The Envelope of Freedom, as some lawyers put it, contained my fate. Never before have I taken such keen interest in the ongoing of a court proceeding, as that of today’s Supreme Court judgment on Section 377.

Oscar Wilde, the celebrated English playwright, and author of many stories, was imprisoned for being gay. The same pre-Colonial law, the infamous Section 377, was applied to his verdict. He died a broken man, away from his country—because he stood for “the love that dare not speak its name“.

I shall no longer be persecuted for ‘acting against the order of nature’. I shall no longer have to hide a part of my identity. I might still be a ‘miniscule minority’, but the Indian justice system has stood by me today. It has told me that in the world’s largest democracy (and one of the oldest civilisations of the world) I matter!

Schoolwallah is an educator, working on teaching teachers how to teach, in the ever evolving context of schooling.

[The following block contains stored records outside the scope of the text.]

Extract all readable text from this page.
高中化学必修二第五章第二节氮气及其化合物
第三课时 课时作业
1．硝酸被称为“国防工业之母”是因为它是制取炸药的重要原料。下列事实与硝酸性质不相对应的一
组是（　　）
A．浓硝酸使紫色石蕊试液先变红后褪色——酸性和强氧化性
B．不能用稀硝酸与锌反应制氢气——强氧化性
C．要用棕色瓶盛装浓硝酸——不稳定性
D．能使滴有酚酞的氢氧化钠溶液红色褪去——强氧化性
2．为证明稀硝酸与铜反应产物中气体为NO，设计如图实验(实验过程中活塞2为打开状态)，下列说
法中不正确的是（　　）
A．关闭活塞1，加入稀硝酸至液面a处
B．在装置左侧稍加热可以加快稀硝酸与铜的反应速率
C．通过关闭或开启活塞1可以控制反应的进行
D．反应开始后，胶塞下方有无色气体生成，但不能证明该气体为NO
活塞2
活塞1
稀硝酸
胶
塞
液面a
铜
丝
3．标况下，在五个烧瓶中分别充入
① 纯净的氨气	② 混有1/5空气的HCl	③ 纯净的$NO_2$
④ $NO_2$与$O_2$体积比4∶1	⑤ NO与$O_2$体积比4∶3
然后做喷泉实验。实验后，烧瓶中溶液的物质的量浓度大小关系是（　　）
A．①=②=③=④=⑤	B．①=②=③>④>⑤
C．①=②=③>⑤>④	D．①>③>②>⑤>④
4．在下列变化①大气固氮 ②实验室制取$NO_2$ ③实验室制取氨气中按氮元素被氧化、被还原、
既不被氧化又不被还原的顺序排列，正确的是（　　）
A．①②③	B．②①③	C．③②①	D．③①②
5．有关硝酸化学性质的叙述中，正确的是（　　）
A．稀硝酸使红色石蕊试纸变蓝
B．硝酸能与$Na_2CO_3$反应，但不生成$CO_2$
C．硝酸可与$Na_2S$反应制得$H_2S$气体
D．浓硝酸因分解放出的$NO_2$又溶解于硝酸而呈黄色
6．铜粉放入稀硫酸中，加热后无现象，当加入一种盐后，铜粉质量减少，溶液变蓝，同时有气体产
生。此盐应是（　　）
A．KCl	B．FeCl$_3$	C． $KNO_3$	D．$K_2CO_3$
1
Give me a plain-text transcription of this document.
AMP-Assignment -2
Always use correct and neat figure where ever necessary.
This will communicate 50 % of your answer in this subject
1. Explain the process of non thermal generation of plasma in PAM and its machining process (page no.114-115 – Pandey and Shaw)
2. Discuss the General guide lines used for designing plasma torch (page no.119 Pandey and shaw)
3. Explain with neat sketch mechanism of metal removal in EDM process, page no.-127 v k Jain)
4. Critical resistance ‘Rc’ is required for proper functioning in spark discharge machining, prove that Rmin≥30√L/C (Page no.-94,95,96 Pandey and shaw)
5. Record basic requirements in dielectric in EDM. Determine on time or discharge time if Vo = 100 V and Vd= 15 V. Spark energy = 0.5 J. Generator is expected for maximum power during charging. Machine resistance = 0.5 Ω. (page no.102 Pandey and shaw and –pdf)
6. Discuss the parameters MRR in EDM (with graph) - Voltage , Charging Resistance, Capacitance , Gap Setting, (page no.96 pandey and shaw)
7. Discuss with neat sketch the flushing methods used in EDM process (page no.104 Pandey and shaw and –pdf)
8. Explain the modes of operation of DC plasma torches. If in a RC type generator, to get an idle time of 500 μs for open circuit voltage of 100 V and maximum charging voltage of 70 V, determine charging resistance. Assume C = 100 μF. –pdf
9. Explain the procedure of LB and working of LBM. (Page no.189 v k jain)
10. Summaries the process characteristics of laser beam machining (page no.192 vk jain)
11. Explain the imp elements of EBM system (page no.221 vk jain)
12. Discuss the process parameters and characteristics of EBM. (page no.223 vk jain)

With its judgement on Section 377, India has allowed me to feel, for the first time in my entire life, that an individual matters—I matter, my vote matters! That, even though society might still be in two minds about my sexuality, Indian courts of law will stand by me. The Indian judiciary has given me protection against discrimination that the political leaders we voted for were not able to.

India has given me sovereignty over my body.

Today, thanks to supreme Supreme Court, I am no longer a criminal. The Supreme Court upholds my right to individual self-determination. I am, in true sense, now an equal in the world’s largest democracy.